Cross, Sevenchurches, Co. Wicklow
Co. Wicklow |
Crosses & Monuments
In the stone store of a visitor centre in Glendalough's wider monastic landscape, a fragment of an early medieval cross sits quietly measured and catalogued, waiting for the attention it rarely receives.
It is the lower portion of a cross shaft, surviving to a total length of 0.88 metres, and it retains its tenon, the shaped projection at the base that would once have slotted down into a separate stone socket to hold the whole cross upright. That the tenon survives at all is worth noting; it gives a precise sense of how such crosses were engineered, fitted together from separate dressed stones rather than carved from a single block.
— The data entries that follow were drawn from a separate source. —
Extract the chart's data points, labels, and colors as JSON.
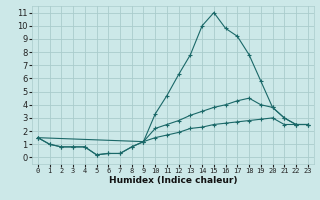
{
  "xlabel": "Humidex (Indice chaleur)",
  "ylabel": "",
  "bg_color": "#cce8e8",
  "grid_color": "#aacccc",
  "line_color": "#1a6868",
  "xlim": [
    -0.5,
    23.5
  ],
  "ylim": [
    -0.5,
    11.5
  ],
  "xticks": [
    0,
    1,
    2,
    3,
    4,
    5,
    6,
    7,
    8,
    9,
    10,
    11,
    12,
    13,
    14,
    15,
    16,
    17,
    18,
    19,
    20,
    21,
    22,
    23
  ],
  "yticks": [
    0,
    1,
    2,
    3,
    4,
    5,
    6,
    7,
    8,
    9,
    10,
    11
  ],
  "line1_x": [
    0,
    1,
    2,
    3,
    4,
    5,
    6,
    7,
    8,
    9,
    10,
    11,
    12,
    13,
    14,
    15,
    16,
    17,
    18,
    19,
    20,
    21,
    22,
    23
  ],
  "line1_y": [
    1.5,
    1.0,
    0.8,
    0.8,
    0.8,
    0.2,
    0.3,
    0.3,
    0.8,
    1.2,
    3.3,
    4.7,
    6.3,
    7.8,
    10.0,
    11.0,
    9.8,
    9.2,
    7.8,
    5.8,
    3.8,
    3.0,
    2.5,
    2.5
  ],
  "line2_x": [
    0,
    9,
    10,
    11,
    12,
    13,
    14,
    15,
    16,
    17,
    18,
    19,
    20,
    21,
    22,
    23
  ],
  "line2_y": [
    1.5,
    1.2,
    2.2,
    2.5,
    2.8,
    3.2,
    3.5,
    3.8,
    4.0,
    4.3,
    4.5,
    4.0,
    3.8,
    3.0,
    2.5,
    2.5
  ],
  "line3_x": [
    0,
    1,
    2,
    3,
    4,
    5,
    6,
    7,
    8,
    9,
    10,
    11,
    12,
    13,
    14,
    15,
    16,
    17,
    18,
    19,
    20,
    21,
    22,
    23
  ],
  "line3_y": [
    1.5,
    1.0,
    0.8,
    0.8,
    0.8,
    0.2,
    0.3,
    0.3,
    0.8,
    1.2,
    1.5,
    1.7,
    1.9,
    2.2,
    2.3,
    2.5,
    2.6,
    2.7,
    2.8,
    2.9,
    3.0,
    2.5,
    2.5,
    2.5
  ]
}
The site is Sevenchurches, the local name for the early Christian monastic complex at Glendalough in County Wicklow, one of the most significant ecclesiastical settlements in early medieval Ireland. The cross fragment measures 0.38 metres at its widest and just 0.10 metres thick, proportions that suggest a relatively slender, upright form rather than the broad slab-like profile of some early Irish stone crosses. The tenon itself is 0.16 metres long and 0.29 metres wide, and notably it sits flush with one face of the shaft rather than being centred, a small but telling detail about how the piece was worked. On the upper face, as recorded in 2005, there is linear decoration, carved lines whose precise pattern is not described further but which place the fragment within the long tradition of ornamental stonework associated with Irish monastic sites.